Published By: Penguin
Date of Publication: September 1, 2006
Categories:Contemporary, Fiction, YA
Summary (from goodreads.com): My father took one hundred and thirty two minutes to die.
‘It happened on the Jellicoe Road. The prettiest road I’d ever seen, where trees made breezy canopies like a tunnel to Shangri-La. We were going to the ocean, hundreds of kilometres away, because I wanted to see the ocean and my father said that it was about time the four of us made that journey. I remember asking, “What’s the difference between a trip and a journey?” and my father said, “Narnie, my love, when we get there, you’ll understand,” and that was the last thing he ever said.

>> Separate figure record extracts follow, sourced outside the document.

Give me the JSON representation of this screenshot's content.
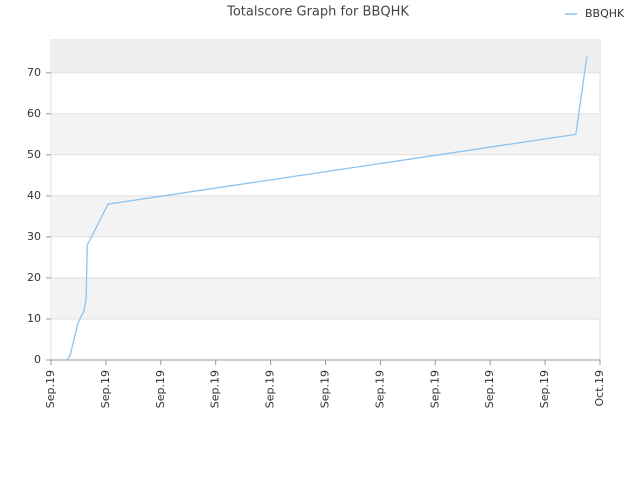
{
  "chart_data": {
    "type": "line",
    "title": "Totalscore Graph for BBQHK",
    "series": [
      {
        "name": "BBQHK",
        "color": "#8ec3ee",
        "x": [
          0.29,
          0.35,
          0.49,
          0.6,
          0.64,
          0.66,
          1.04,
          9.56,
          9.76
        ],
        "values": [
          0,
          1.2,
          9,
          12,
          15,
          28,
          38,
          55,
          74
        ]
      }
    ],
    "xlim": [
      0,
      10
    ],
    "xticks": [
      {
        "value": 0,
        "label": "Sep.19"
      },
      {
        "value": 1,
        "label": "Sep.19"
      },
      {
        "value": 2,
        "label": "Sep.19"
      },
      {
        "value": 3,
        "label": "Sep.19"
      },
      {
        "value": 4,
        "label": "Sep.19"
      },
      {
        "value": 5,
        "label": "Sep.19"
      },
      {
        "value": 6,
        "label": "Sep.19"
      },
      {
        "value": 7,
        "label": "Sep.19"
      },
      {
        "value": 8,
        "label": "Sep.19"
      },
      {
        "value": 9,
        "label": "Sep.19"
      },
      {
        "value": 10,
        "label": "Oct.19"
      }
    ],
    "ylim": [
      0,
      78
    ],
    "yticks": [
      0,
      10,
      20,
      30,
      40,
      50,
      60,
      70
    ],
    "grid": true,
    "legend": "top-right"
  }
}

‘We heard her almost straight away. In the other car, wedged into ours so deep that you couldn’t tell where one began and the other ended. She told us her name was Tate and then she squeezed through the glass and the steel and climbed over her own dead – just to be with Webb and me; to give us her hand so we could clutch it with all our might. And then a kid called Fitz came riding by on a stolen bike and saved our lives.
‘Someone asked us later, “Didn’t you wonder why no one came across you sooner?”
‘Did I wonder?
‘When you see your parents zipped up in black body bags on the Jellicoe Road like they’re some kind of garbage, don’t you know?
Review: This book started out a lot like The Book Thief did for me. 75 pages into Jellicoe Road, I wasn’t convinced that it was the book for me. However, I had heard so many people tell me that it was an amazing book, their favorite even, and that they loved it. So I decided to give it a few more chapters to grab my attention. Boy am I glad I did, just like with The Book Thief, it took me awhile to ‘get’ the writing style. Once I got it though, I thought it was amazing.
I think the big thing that threw me in the beginning was that the story switched between two storylines – two groups of teens – I had trouble keeping all the characters straight and ended up confusing myself. But about half way through I was able to keep things straight, and the confusion was definitely worth it by the time I was done reading it.
Melina Marchetta created a cast of amazing characters. Without really realizing it, I ended up pretty attached to a couple of them, specifically Taylor and Jonah. They were very real to me, and I went through all the same emotions that they did as the story progressed.
In addition to the characters, I was impressed with how the setting came alive for me. It was almost like another character. I’ve never been to Australia, but from the way Melina described the landscape, I felt like I was actually there. Because so much of the story takes place outside, being able to imagine myself outside with the characters made such a difference in how much I enjoyed reading it.
Not that this has anything to do with the actual book, but when I borrowed it from the library it was categorized as science fiction. Nothing that I had read about it indicated that it was anything other than contemporary, so I was a little confused to say the least – I kept waiting for a time machine, or aliens, or something to explain why it had a science fiction sticker on it. But, needless to say, I think it was just mislabeled. So maybe that accounts for at least a little bit of my confusion in the beginning.
If you’re looking for a great read about characters that you’ll remember long after you’re finished reading it, not ot mention that amazing setting, I would definitely recommend Jellicoe Road.
Disclosure: I borrowed this book from the library.